Germany's HSH Nordbank slashes jobs after US buyout


(MENAFN- AFP) Germany's long-troubled maritime lender HSH Nordbank on Tuesday said it plans to lay off some 700 of its 1,700 employees as part of a major restructuring under new US owners.

A spokesman for HSH, the first of Germany's regionally-owned "Landesbank" lenders to be privatised, told AFP the jobs cull would be split between its sites in the northern German ports of Hamburg and Kiel.

Top German union Verdi called the layoffs "a disaster", according to news agency DPA.

The states of Hamburg and Schleswig-Holstein sold HSH Nordbank for one billion euros ($1.2 billion) to investors led by two US funds, J. Christopher Flowers and Cerberus capital, in a deal completed last month.

The European Commission had ordered a change of ownership in exchange for its approval in 2009 of a 13-billion-euro rescue -- one of two taxpayer-funded bailouts for the German bank since the 2007-2008 financial crisis.

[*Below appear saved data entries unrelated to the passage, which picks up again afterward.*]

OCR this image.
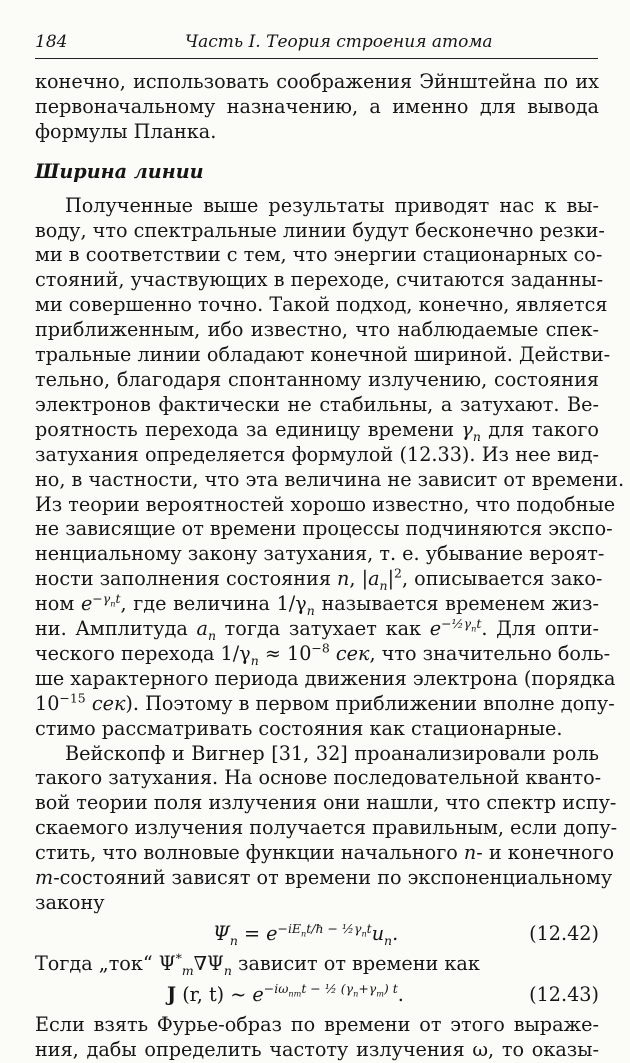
184	Часть I. Теория строения атома
конечно, использовать соображения Эйнштейна по их
первоначальному назначению, а именно для вывода
формулы Планка.
Ширина линии
Полученные выше результаты приводят нас к вы-
воду, что спектральные линии будут бесконечно резки-
ми в соответствии с тем, что энергии стационарных со-
стояний, участвующих в переходе, считаются заданны-
ми совершенно точно. Такой подход, конечно, является
приближенным, ибо известно, что наблюдаемые спек-
тральные линии обладают конечной шириной. Действи-
тельно, благодаря спонтанному излучению, состояния
электронов фактически не стабильны, а затухают. Ве-
роятность перехода за единицу времени $\gamma_n$ для такого
затухания определяется формулой (12.33). Из нее вид-
но, в частности, что эта величина не зависит от времени.
Из теории вероятностей хорошо известно, что подобные
не зависящие от времени процессы подчиняются экспо-
ненциальному закону затухания, т. е. убывание вероят-
ности заполнения состояния n, $|a_n|^2$, описывается зако-
ном $e^{-\gamma_nt}$, где величина $1/\gamma_n$ называется временем жиз-
ни. Амплитуда $a_n$ тогда затухает как $e^{-\frac{1}{2}\gamma_nt}$. Для опти-
ческого перехода $1/\gamma_n \approx 10^{-8}$ сек, что значительно боль-
ше характерного периода движения электрона (порядка
$10^{-15}$ сек). Поэтому в первом приближении вполне допу-
стимо рассматривать состояния как стационарные.
Вейскопф и Вигнер [31, 32] проанализировали роль
такого затухания. На основе последовательной кванто-
вой теории поля излучения они нашли, что спектр испу-
скаемого излучения получается правильным, если допу-
стить, что волновые функции начального n- и конечного
m-состояний зависят от времени по экспоненциальному
закону
$\Psi_n = e^{-iE_nt/ħ - \frac{1}{2}\gamma_nt}u_n$.	(12.42)
Тогда „ток“ $\Psi^*_m\nabla\Psi_n$ зависит от времени как
J (r, t) ~ $e^{-i\omega_{nm}t - \frac{1}{2} (\gamma_n+\gamma_m) t}$.	(12.43)
Если взять Фурье-образ по времени от этого выраже-
ния, дабы определить частоту излучения ω, то оказы-
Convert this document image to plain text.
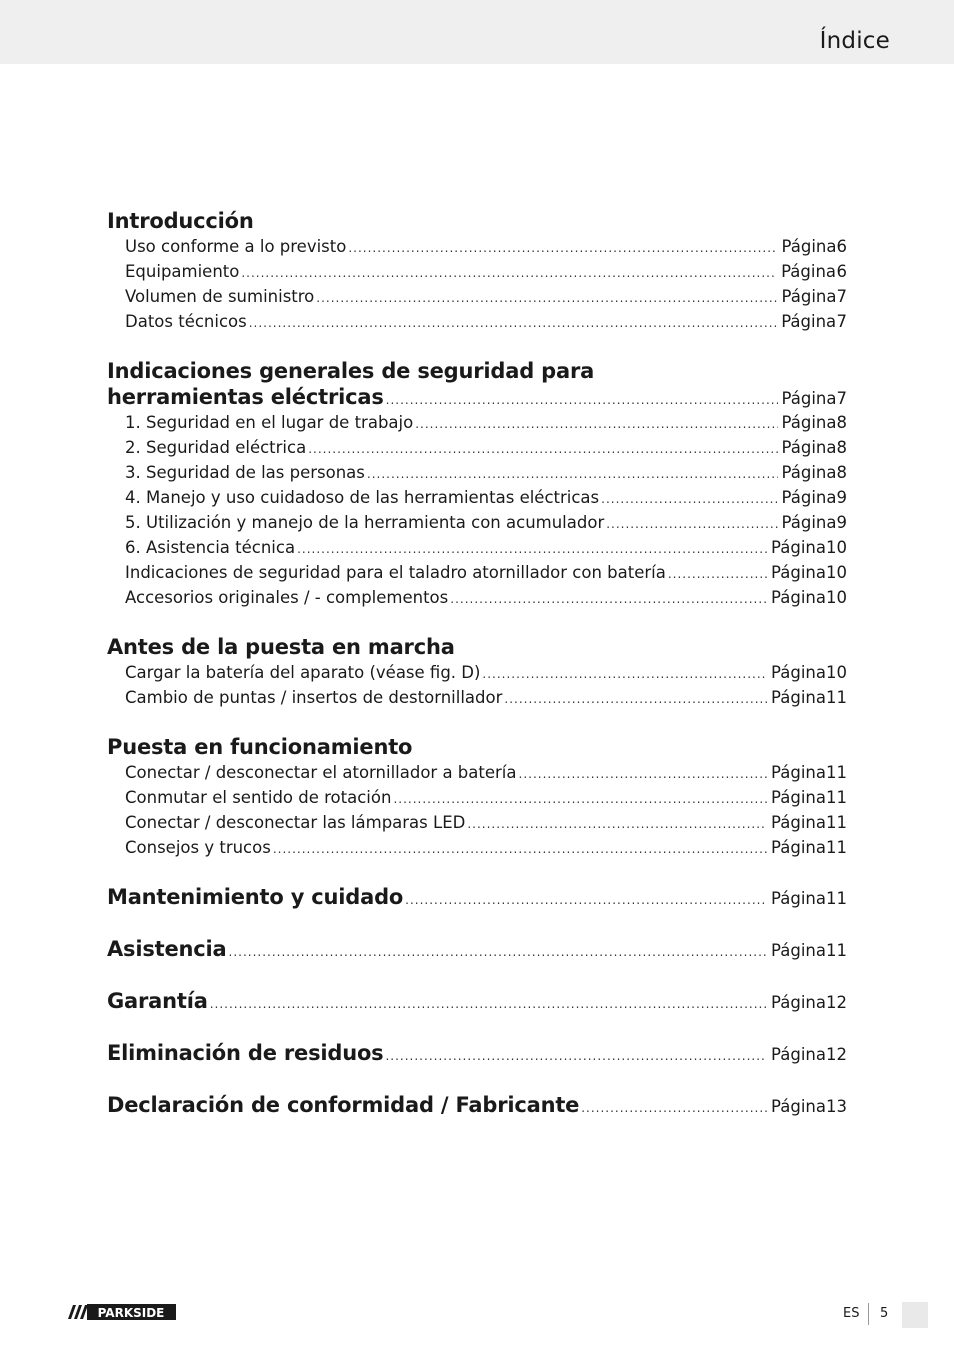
Índice
Introducción
Uso conforme a lo previsto .....	Página 6
Equipamiento .....	Página 6
Volumen de suministro .....	Página 7
Datos técnicos .....	Página 7
Indicaciones generales de seguridad para
herramientas eléctricas .....	Página 7
1. Seguridad en el lugar de trabajo .....	Página 8
2. Seguridad eléctrica .....	Página 8
3. Seguridad de las personas .....	Página 8
4. Manejo y uso cuidadoso de las herramientas eléctricas .....	Página 9
5. Utilización y manejo de la herramienta con acumulador .....	Página 9
6. Asistencia técnica .....	Página 10
Indicaciones de seguridad para el taladro atornillador con batería .....	Página 10
Accesorios originales / - complementos .....	Página 10
Antes de la puesta en marcha
Cargar la batería del aparato (véase fig. D) .....	Página 10
Cambio de puntas / insertos de destornillador .....	Página 11
Puesta en funcionamiento
Conectar / desconectar el atornillador a batería .....	Página 11
Conmutar el sentido de rotación .....	Página 11
Conectar / desconectar las lámparas LED .....	Página 11
Consejos y trucos .....	Página 11
Mantenimiento y cuidado .....	Página 11
Asistencia .....	Página 11
Garantía .....	Página 12
Eliminación de residuos .....	Página 12
Declaración de conformidad / Fabricante .....	Página 13
PARKSIDE	ES 5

HSH Nordbank was badly hit by the global financial crisis, burdened by a massive stock of soured loans in the real estate and shipping sector after a series of risky investments.

The newly privatised bank said the upcoming job cuts were justified by the winding down of its internal "bad bank", as well as reduced activities on the capital markets, the outsourcing of its IT system and a simpler organisational structure.

From February, the bank will go by the new name of Hamburg Commercial Bank.